Foreign News: Califate Congress
From South and West Africa, Morocco, Mesopotamia, Transjordania, Tripoli, Tunis, Syria, Libya, Java, India there came to Cairo last week grave and potent Mohammedans, who solemnly entered and squatted within the mosque of Islam's most ancient university, El Azhar
The Grand Sheik of El Azhar called this assembly to order. It began to debate: 1) Who shall be recognized or elected Calif of Islam? 2) What shall be held to be the true and orthodox qualifications of the Calif? 3) If Islam is to have an elected Calif, who may be deemed at present eligible?
The wise and venerable representatives of Islam who debated these momentous issues were given pause by the following considerations: 1) In 1922 the Turkish Parliament abolished the Sultanate, deposed the Sultan-Calif Mohammed VI and conferred the Califate upon his cousin, Prince Abdul Mejid. Subsequently (1924) it abolished the Califate and banished from Turkey all members of the House of Osman, which had ruled as Sultan and Calif since 1517. Thereupon King Husein of the Hejaz was somewhat irregularly "elected" Calif by his adherents, but abdicated as King in favor of his son Ali, who was subsequently conquered and deposed by Sultan Ibn Saud of Nejd. 2) None of these three disgruntled Califs possesses all three of the traditional qualifications: descent from Mohammed; the status of an independent sovereign; possession of the Holy Cities of Mecca and Medina. 3) None of the at present outstanding Mohammedan potentates possesses all three qualifications. 4) Should one or more qualifications be waived, the following potentates might well precipitate innumerable struggles in an effort to obtain the Califate: King Fuad of Egypt, King Feisal of Irak, President Mustafa Kemal of Turkey, Shah Reza of Persia, the Aga Kahn of Bombay, the Sultan of Morocco, King Abdulla of Transjordania, Imam Yahya of Yemen, the Idrisi of Asir, Sultan Ibn Saud of Nejd and the Hejaz, Sheik Achmet of the Senussites and Abd-El-Krim. ... 5) The Califate Congress which met last week has already been repudiated by Sultan Ibn Saud, who has summoned a rival Califate Congress to meet at Mecca, next month presumably on the theory that he seized the Califate from the Kings of the Hejaz when he overthrew them last year.

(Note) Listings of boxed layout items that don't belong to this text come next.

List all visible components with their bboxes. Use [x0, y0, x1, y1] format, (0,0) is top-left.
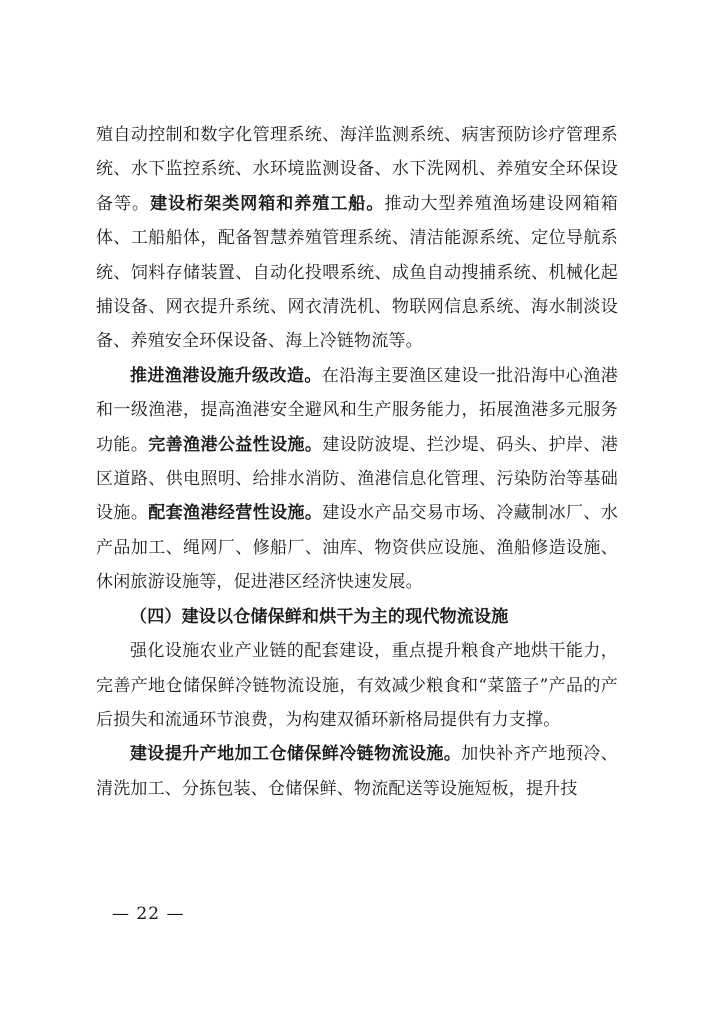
text-segment: 殖自动控制和数字化管理系统、海洋监测系统、病害预防诊疗管理系统、水下监控系统、水环境监测设备、水下洗网机、养殖安全环保设备等。 [96, 125, 618, 214]
paragraph-aquaculture-equipment [96, 118, 618, 359]
paragraph-cold-chain [96, 737, 618, 806]
page-number: — 22 — [112, 904, 185, 924]
text-segment: 强化设施农业产业链的配套建设，重点提升粮食产地烘干能力，完善产地仓储保鲜冷链物流设施，有效减少粮食和“菜篮子”产品的产后损失和流通环节浪费，为构建双循环新格局提供有力支撑。 [96, 641, 618, 730]
bold-keyword: 完善渔港公益性设施。 [148, 434, 323, 455]
bold-keyword: 建设桁架类网箱和养殖工船。 [150, 193, 385, 214]
paragraph-supply-chain [96, 634, 618, 737]
bold-keyword: 建设提升产地加工仓储保鲜冷链物流设施。 [130, 744, 462, 765]
section-heading-logistics: （四）建设以仓储保鲜和烘干为主的现代物流设施 [130, 606, 509, 627]
bold-keyword: 推进渔港设施升级改造。 [130, 365, 322, 386]
document-body [96, 118, 618, 806]
text-segment: 在沿海主要渔区建设一批沿海中心渔港和一级渔港，提高渔港安全避风和生产服务能力，拓展渔港多元服务功能。 [96, 365, 618, 455]
text-segment: 建设水产品交易市场、冷藏制冰厂、水产品加工、绳网厂、修船厂、油库、物资供应设施、渔船修造设施、休闲旅游设施等，促进港区经济快速发展。 [96, 503, 619, 593]
text-segment: 建设防波堤、拦沙堤、码头、护岸、港区道路、供电照明、给排水消防、渔港信息化管理、污染防治等基础设施。 [96, 434, 619, 524]
text-segment: 加快补齐产地预冷、清洗加工、分拣包装、仓储保鲜、物流配送等设施短板，提升技 [96, 744, 618, 799]
bold-keyword: 配套渔港经营性设施。 [148, 503, 323, 524]
text-segment: 推动大型养殖渔场建设网箱箱体、工船船体，配备智慧养殖管理系统、清洁能源系统、定位导航系统、饲料存储装置、自动化投喂系统、成鱼自动搜捕系统、机械化起捕设备、网衣提升系统、网衣清洗机、物联网信息系统、海水制淡设备、养殖安全环保设备、海上冷链物流等。 [96, 193, 618, 352]
paragraph-fishing-port-upgrade [96, 359, 618, 600]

Significance. In these circumstances it appeared unlikely that the deliberations at Cairo will have any immediate effect. The Calif or Khalifa is, of course, the "Successor" or "Representative" of Mohammed, and is theoretically the temporal and spiritual sovereign of all Mohammedans. Strictly orthodox Mohammedans contend that the Turkish Sultans were never "true califs," charging that they were not actually descended from Mohammed. Since the Sultans of Turkey "assumed" (bought) the Califate in 1517, it may fairly be said to be "extinct" or "lost," at present, if their claims were invalid.
Possibilities. The extreme nebulosity of the Califate, in a legal sense, does not prevent thousands of ignorant Mohammedan peasants from manifesting a desire to fight in the name of the Prophet under the banner of almost anyone who is judiciously proclaimed and trumpeted as Calif.